Kildare Senator Fiona O’Loughlin has received clarity on the Department of Finance’s position in relation to the Young Trained Farmer Stamp Duty Relief.
Senator O’Loughlin noted that recently in the Seanad she raised the issue of the proposed change to the stamp duty exemption and how it could impact negatively on many farmers.
“Heretofore, when a farm is transferred from one generation to the next and it has been incorporated into a limited company, there has been a stamp duty exemption scheme for young trained farmers, which encouraged that changeover to happen before the appointed successor was 35 years of age,” she said.

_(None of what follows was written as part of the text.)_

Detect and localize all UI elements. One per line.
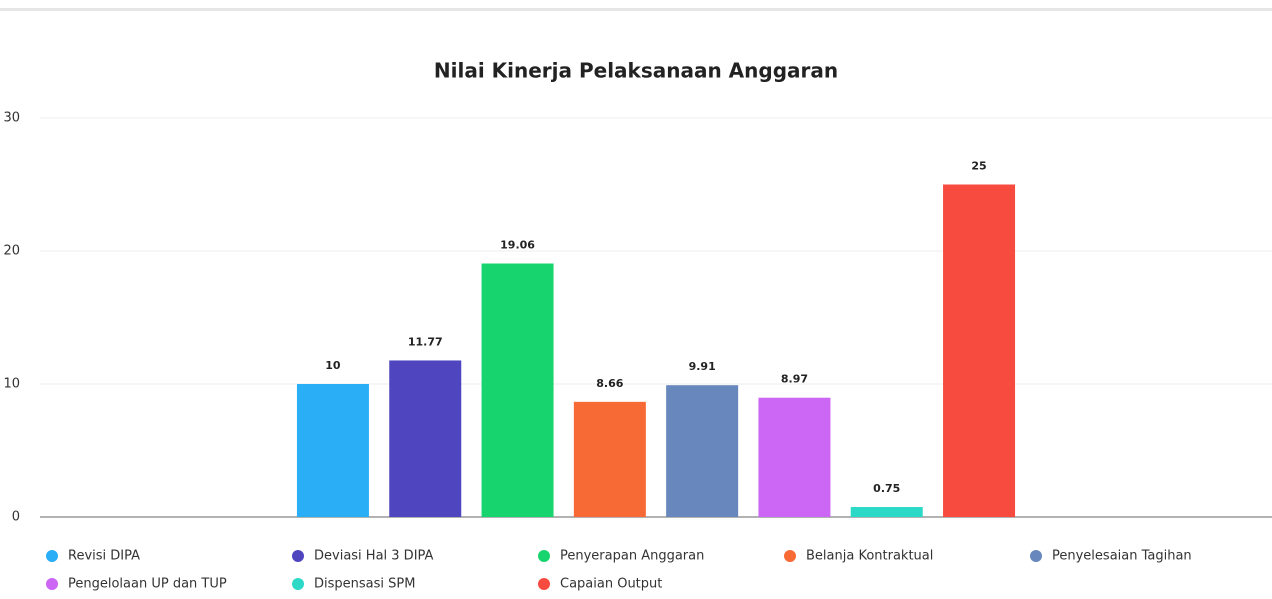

“The issue arose from Revenue having recently updated their guidance relating to that popular relief, which at the time stated that ‘the transferee must farm the land themselves and not through a company. The relief is not intended to apply where a farm is leased to a company or for companies to benefit from the relief.’
“This would be seen as unwelcome by farming interests, as many family farms have opted in recent years to trade as companies, and as such would seemingly, based on a strict interpretation of the above referenced element of the new guidance, be excluded from availing of the stamp duty relief under section 81AA of SDCA 1999.”
Senator O’Loughlin added: “Revenue have since updated their guidelines, which I believe deals with the issues raised by allowing relief such that ‘the transferee spends at least 50% of his or her normal working time farming the transferred land may be satisfied where he or she carries out the farming activities through a company or a partnership. For the relief to apply in the case of a company, the individual must be the main shareholder and working director of the company and must farm the land on behalf of the company.’ I welcome the clarity provided by the Minister.”